The falling AUD presents a double-edged sword for Australians. On one hand, it means higher costs for overseas travel and imported goods, making destinations in Europe and the US more expensive for Aussie tourists. On the other hand, the weaker dollar is beneficial for Australian exporters, as it makes local goods and services cheaper for international buyers, potentially boosting demand.

Looking ahead, analysts are questioning whether the AUD will continue to fall. The last time the dollar traded below 60 US cents was during the COVID-19 crash in 2020, and prior to that, it remained under this threshold from 2000 to 2003. Carrow warns that the AUD could remain weak for some time, stating, “It’s very weak against the USD and European currencies. A terrible time to travel to Europe.” However, he added that a glimmer of optimism in global markets could help the AUD regain some ground.

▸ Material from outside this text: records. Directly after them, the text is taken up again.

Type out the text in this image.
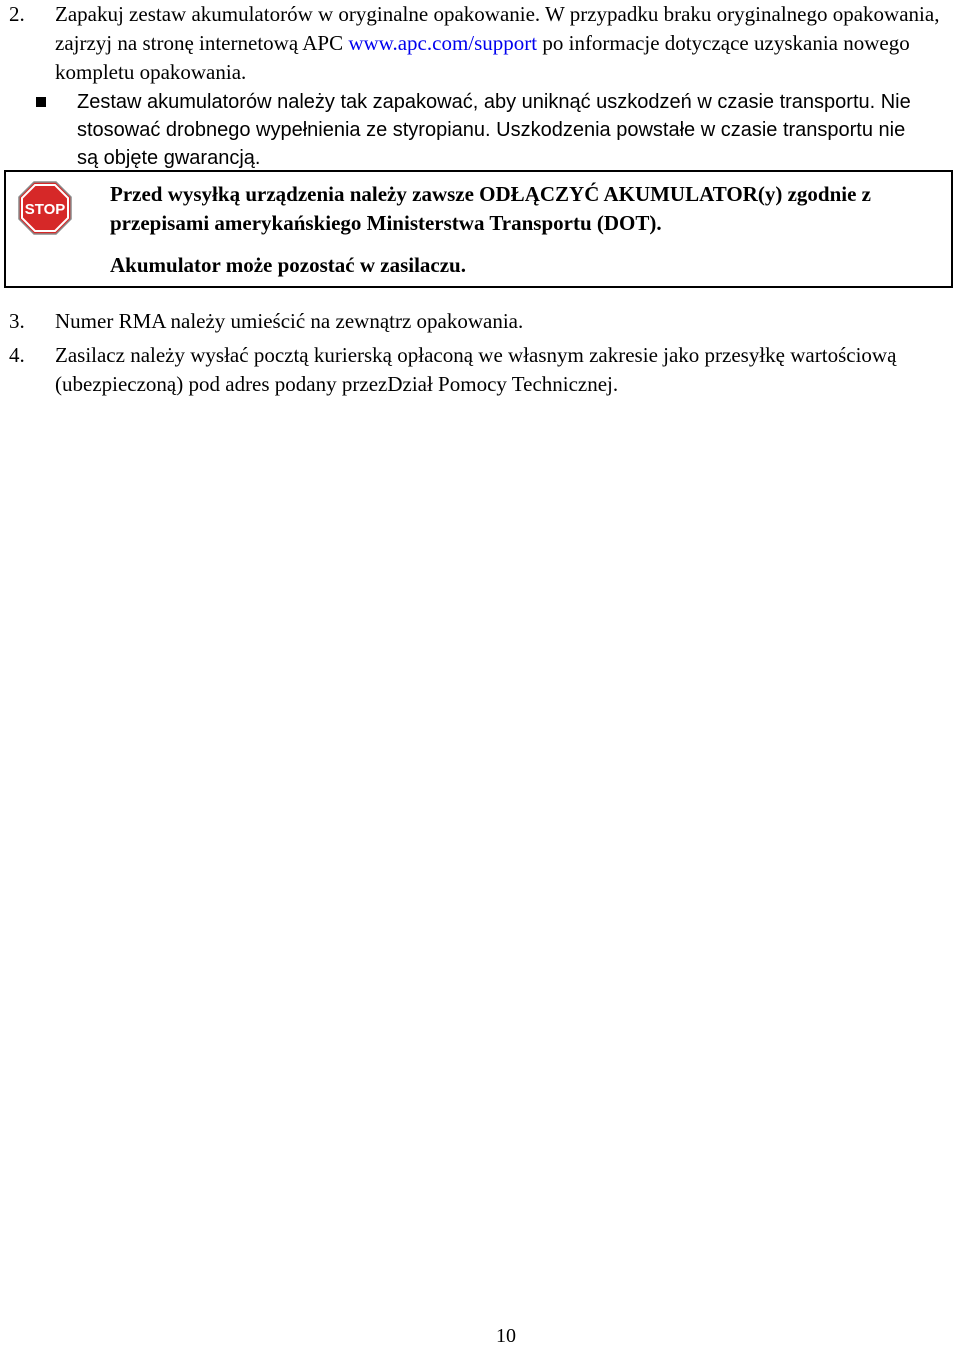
2. Zapakuj zestaw akumulatorów w oryginalne opakowanie. W przypadku braku oryginalnego opakowania, zajrzyj na stronę internetową APC www.apc.com/support po informacje dotyczące uzyskania nowego kompletu opakowania.
Zestaw akumulatorów należy tak zapakować, aby uniknąć uszkodzeń w czasie transportu. Nie stosować drobnego wypełnienia ze styropianu. Uszkodzenia powstałe w czasie transportu nie są objęte gwarancją.
STOP
Przed wysyłką urządzenia należy zawsze ODŁĄCZYĆ AKUMULATOR(y) zgodnie z przepisami amerykańskiego Ministerstwa Transportu (DOT).
Akumulator może pozostać w zasilaczu.
3. Numer RMA należy umieścić na zewnątrz opakowania.
4. Zasilacz należy wysłać pocztą kurierską opłaconą we własnym zakresie jako przesyłkę wartościową (ubezpieczoną) pod adres podany przezDział Pomocy Technicznej.
10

As of Monday afternoon, the AUD had recovered slightly, hovering back above 60 US cents. This rebound came after the currency hit a fresh five-year low of 0.5933 earlier in the day. The recovery is attributed to discussions among Chinese officials regarding potential monetary stimulus to stabilize their economy in light of the escalating trade tensions.

The ongoing trade conflict between the US and China, which began in early 2018, has intensified with Trump's recent tariff announcements. The US has imposed a reciprocal tariff of 54% on Chinese goods, while China has retaliated with a 34% import duty on US products. This escalation has raised fears of a systemic shock to the global economy.

Rodrigo Catril, a senior foreign exchange strategist at NAB, emphasized the precarious situation of the AUD, stating, “The Australian dollar is in no man’s land as trade tensions between the US and China become more volatile.” He warned that the risks of a systemic shock are increasing, and the dollar does not perform well in such circumstances.

For Australian consumers, the implications of a weaker dollar are significant. Diana Mousina, deputy chief economist at AMP, noted that travelers and importers will feel the hit most acutely. Since April 1, the AUD has fallen against popular travel currencies, with the biggest drop against the Japanese yen at 6.42%. The British pound and Chinese yuan have also seen declines of around 4%.

As higher prices loom for overseas goods, experts suggest that shoppers may want to make purchases sooner rather than later before trade-exposed businesses increase their prices. Mark Baartse, a retail consultant, remarked, “A lot of transactions are pegged to US dollars, regardless of where you buy from.”

Despite the current volatility, some analysts are optimistic about the AUD's potential recovery. Mousina forecasts that the dollar could rise back to around 70 US cents over the next two years, driven by a rebound in the export market. However, this potential gain may be offset by inflated import costs due to the weaker currency.

As the Australian economy grapples with the fallout from Trump's tariffs and the ongoing trade war with China, the future of the AUD remains uncertain. Investors and consumers alike will be watching closely as market conditions evolve and the impacts of these economic tensions unfold.